Pull jupyterhub/singleuser image from Dockerhub.

docker pull jupyterhub/singleuser

To make modifications to this image you will need to edit the Dockerfile and build it locally before pushing it up to ECR. The Dockerfile for the jupyterhub/singleuser image can be found in the JupyterHub GitHub repo.

3. Create and push your images up to ECR

Now that you have an image you would like to use, push it up to ECR. The steps are below, but for a more detailed tutorial, see the AWS ECR docs: Pushing a Docker image.

The first step is passing your AWS login information to the docker CLI so that it can handle the push.
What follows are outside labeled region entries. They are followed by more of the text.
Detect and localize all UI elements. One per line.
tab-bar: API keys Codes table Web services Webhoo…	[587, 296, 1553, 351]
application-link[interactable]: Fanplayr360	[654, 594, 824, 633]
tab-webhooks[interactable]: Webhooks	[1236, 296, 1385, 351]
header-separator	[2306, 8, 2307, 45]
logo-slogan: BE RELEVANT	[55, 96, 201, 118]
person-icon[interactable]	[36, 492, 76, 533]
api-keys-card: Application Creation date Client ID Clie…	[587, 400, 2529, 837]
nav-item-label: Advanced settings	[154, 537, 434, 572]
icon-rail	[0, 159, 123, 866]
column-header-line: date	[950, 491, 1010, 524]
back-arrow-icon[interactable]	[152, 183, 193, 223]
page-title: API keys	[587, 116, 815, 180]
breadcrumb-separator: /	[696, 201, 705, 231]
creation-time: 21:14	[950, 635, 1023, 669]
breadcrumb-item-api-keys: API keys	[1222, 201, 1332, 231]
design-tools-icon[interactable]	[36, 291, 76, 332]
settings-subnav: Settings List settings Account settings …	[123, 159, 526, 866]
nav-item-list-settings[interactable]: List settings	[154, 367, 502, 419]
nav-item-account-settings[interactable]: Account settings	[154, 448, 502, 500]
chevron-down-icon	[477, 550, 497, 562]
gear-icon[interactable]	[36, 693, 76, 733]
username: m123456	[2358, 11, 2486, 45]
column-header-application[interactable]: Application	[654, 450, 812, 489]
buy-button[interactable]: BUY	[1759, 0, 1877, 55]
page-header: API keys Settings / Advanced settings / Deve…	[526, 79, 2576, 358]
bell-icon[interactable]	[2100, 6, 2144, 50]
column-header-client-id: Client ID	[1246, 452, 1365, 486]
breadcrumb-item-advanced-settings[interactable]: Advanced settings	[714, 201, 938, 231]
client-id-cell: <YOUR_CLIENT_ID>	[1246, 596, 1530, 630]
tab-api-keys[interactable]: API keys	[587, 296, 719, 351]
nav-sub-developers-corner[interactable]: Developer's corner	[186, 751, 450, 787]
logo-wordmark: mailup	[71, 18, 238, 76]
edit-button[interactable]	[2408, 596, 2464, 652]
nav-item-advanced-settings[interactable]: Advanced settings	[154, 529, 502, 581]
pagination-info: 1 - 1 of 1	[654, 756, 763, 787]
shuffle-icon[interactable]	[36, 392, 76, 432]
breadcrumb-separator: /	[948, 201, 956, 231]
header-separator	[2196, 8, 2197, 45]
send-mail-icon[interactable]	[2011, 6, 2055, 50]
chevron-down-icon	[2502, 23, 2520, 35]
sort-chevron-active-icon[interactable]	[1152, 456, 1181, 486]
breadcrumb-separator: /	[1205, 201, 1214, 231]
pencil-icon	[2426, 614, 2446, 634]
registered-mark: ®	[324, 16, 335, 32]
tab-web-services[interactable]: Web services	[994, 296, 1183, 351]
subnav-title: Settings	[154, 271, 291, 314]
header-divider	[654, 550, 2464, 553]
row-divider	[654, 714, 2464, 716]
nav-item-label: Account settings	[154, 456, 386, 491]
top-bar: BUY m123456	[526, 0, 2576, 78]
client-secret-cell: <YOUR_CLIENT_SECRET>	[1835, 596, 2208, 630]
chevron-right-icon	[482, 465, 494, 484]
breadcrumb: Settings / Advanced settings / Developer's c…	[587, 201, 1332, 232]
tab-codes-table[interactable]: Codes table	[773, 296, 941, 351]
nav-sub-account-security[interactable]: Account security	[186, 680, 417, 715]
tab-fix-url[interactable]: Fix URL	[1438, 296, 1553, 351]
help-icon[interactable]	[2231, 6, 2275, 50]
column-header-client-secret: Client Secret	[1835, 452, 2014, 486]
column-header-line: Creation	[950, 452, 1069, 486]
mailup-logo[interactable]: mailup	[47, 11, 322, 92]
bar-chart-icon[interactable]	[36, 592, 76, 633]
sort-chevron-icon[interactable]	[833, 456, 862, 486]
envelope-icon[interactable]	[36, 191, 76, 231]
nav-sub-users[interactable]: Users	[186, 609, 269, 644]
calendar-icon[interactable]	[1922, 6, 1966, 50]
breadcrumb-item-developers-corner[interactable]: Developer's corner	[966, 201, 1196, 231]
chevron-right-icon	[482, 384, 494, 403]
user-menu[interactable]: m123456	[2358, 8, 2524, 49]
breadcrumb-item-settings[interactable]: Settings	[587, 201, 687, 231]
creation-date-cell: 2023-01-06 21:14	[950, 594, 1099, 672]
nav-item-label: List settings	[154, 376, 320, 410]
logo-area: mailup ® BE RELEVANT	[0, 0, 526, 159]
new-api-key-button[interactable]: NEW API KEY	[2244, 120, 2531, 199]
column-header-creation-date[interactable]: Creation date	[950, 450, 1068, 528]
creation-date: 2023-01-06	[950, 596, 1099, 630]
You’ll need your AWS region and aws_account_id.

aws ecr get-login-password --region <region> | docker login --username AWS --password-stdin <aws_account_id>.dkr.ecr.<region>.amazonaws.com

Next tag your image appropriately. In our case, <your-ecr-repo-name> is ztjh-image-repo, we kept the tag the same, singleuser.

docker tag jupyterhub/singleuser <aws_account_id>.dkr.ecr.<region>.amazonaws.com/<your-ecr-repo-name>:<tag>

Finally, push your docker image up to ECR. This process will take a few minutes depending on how large your image is and how fast your network upload speeds are.

docker push <aws_account_id>.dkr.ecr.<region>.amazonaws.com/<your-ecr-repo-name>:<tag>

You can log into AWS and navigate to the ECR repo you created to verify that it was successfully pushed up.

Create secret to access private image registry

At this point, you have created and pushed the image you would like to be used whenever your users launch JupyterHub. You might be wondering how your JupyterHub cluster has access to the private image registry. This is where Kubernetes ‘secrets’ come into play. To use them, we will need to update the config.yaml and redeploy.

The ZTJH has documentation on all of the configuration items that can be made to the config.yaml, but for our purposes we are interested in two sections, imagePullSecret and singleuser.image.

1. Add imagePullSecret to the config.yaml

In your existing config.yaml add the following section.

imagePullSecret:
  create: true
  registry: <aws_account_id>.dkr.ecr.<region>.amazonaws.com/<your-ecr-repo-name>
  email: <your-email-address>
  username: aws
  password: aws ecr get-login-password --region <region> | cut -d' ' -f6

This section will create the Kubernetes secret needed to login to AWS ECR when it needs to pull the private image. The name of this secret is image-pull-secret and once created, can be viewed using a kubectl command, which we will show below.

2. Add singleuser.image to the config.yaml

Now we will update the config.yaml to use the private image we referenced above whenever a new user launches JupyterHub. Add the following section.

singleuser:
  image:
    name: <aws_account_id>.dkr.ecr.<region>.amazonaws.com/<your-ecr-repo-name>
    tag: <tag>

3. Run the helm upgrade command

For both of these changes to take hold, we will need to run the helm upgrade command. This might take a few minutes so be patient.

Once complete, you can verify that the changes are working by logging in and launching JupyterHub.

When your JupyterLab has finally launched, you may also notice that he UI for this particular image, jupyterhub/singleuser is also different from what we started with. This is another indication that the process worked.

For those interested, you can view the image-pull-secret using the following command:

kubectl describe secrets image-pull-secret -n <your-namespace>

You might notice that the actual ‘secret’ itself, i.e. the username and password, is hidden.

Conclusion

We covered a few of the most important and common security topics that should be considered for any JupyterHub deployment. We could not cover all security topics, so feel free to review the security section of the Zero-to-JupyterHub docs.

Ultimately, we hope this blog helped you understand the steps needed to provide a base level of security and some of the reasons each piece helps to keep your JupyterHub safe. It is certainly important to consider security early in your deployment so that you can establish the necessary protocols before your users log in. By properly securing your data science platform, you can prevent vulnerabilities that bad actors can exploit.